American presidencies do not run on policy — they run on magic.
They run on the superstitious (and, indeed, idolatrous) belief that there is something magical about the person of the president, that he enjoys the powers of at least a demigod, and that the nation’s prosperity and security are mystically connected with his person and his ritual performances in the democratic agon. That is how the 9/11 attacks came to be, in a very strange but true sense, about George W. Bush. They became something more than an event.
When the nation is insulted or attacked, then the president must respond in some symbolically satisfying way or risk losing the Mandate of Heaven.
…After the airport attack — the deadliest attack on U.S. forces in Afghanistan in a decade — President Biden was politically compelled to do something, lest his Big Man Mojo be seen to wane and the Mandate of Heaven slip from his quavering grasp. That compulsion surely was felt all the way down the chain of command. And it resulted in taking the first opportunity to make a theatrical show of force — in this case, against a car with seven children in it.
…The prevalence of symbolism over all else means that presidents are compelled to act — even when the action is pointless or destructive. Sometimes, that is an ill-considered tariff or a ridiculous promise about Mexico paying us to build a border wall. Sometimes, it is showing up at a disaster scene as though the presidential presence brought with it mystical healing powers rather than resource-consuming distraction. Sometimes, it is the mystical laying of presidential hands upon a Skutnik during the State of the Union address.

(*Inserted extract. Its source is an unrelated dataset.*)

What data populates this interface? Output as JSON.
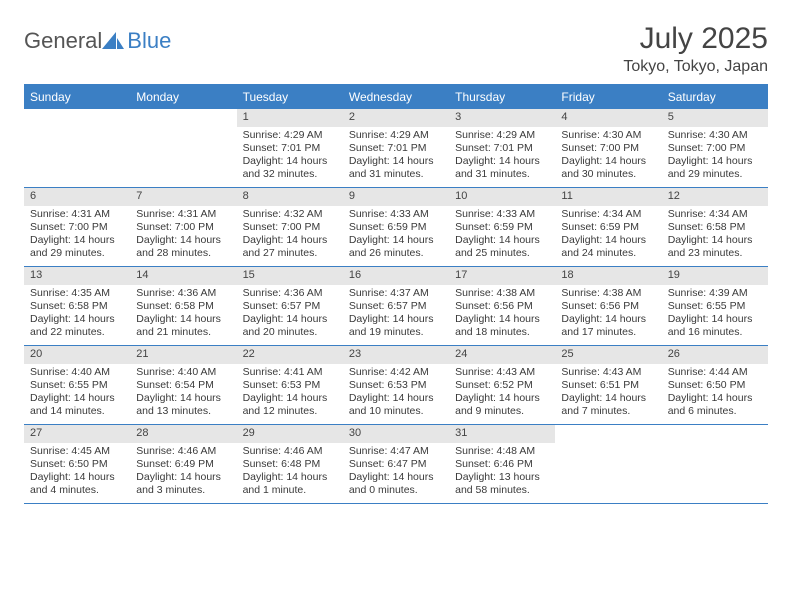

Sometimes, it’s a carload of kids being burnt on the altar of muscular executive action.
As I’ve said, Sullivan is excellent sometimes, but at other times, like here, he makes me gasp in disbelief that anyone could proudly hit “publish” on something so eye-wateringly stupid. “Boldness” divorced from skill and practical results is nothing to be proud of, certainly not a freestanding virtue. Like a typical intellectual, Sullivan has once again allowed himself to be awed by empty symbolism. This isn’t surprising. Symbolism requires critics and interpreters to make the counterintuitive seem plausible, a job perfectly suited for those like him. The plain truth of a halfway-senile executive and a humiliated superpower lashing out in weakness to disastrous effect is evident to anyone who isn’t lost in clouds of abstraction. Williamson is working on a new book about the very theme he addresses here, our idolatrous worship of the presidency. One can only hope that the ostensibly-conservative Sullivan reads it and learns something. But who am I kidding? He’ll probably just find himself fascinated by the next book by some idiot Marxist who wants to abolish the whole idea of meritocracy and higher learning.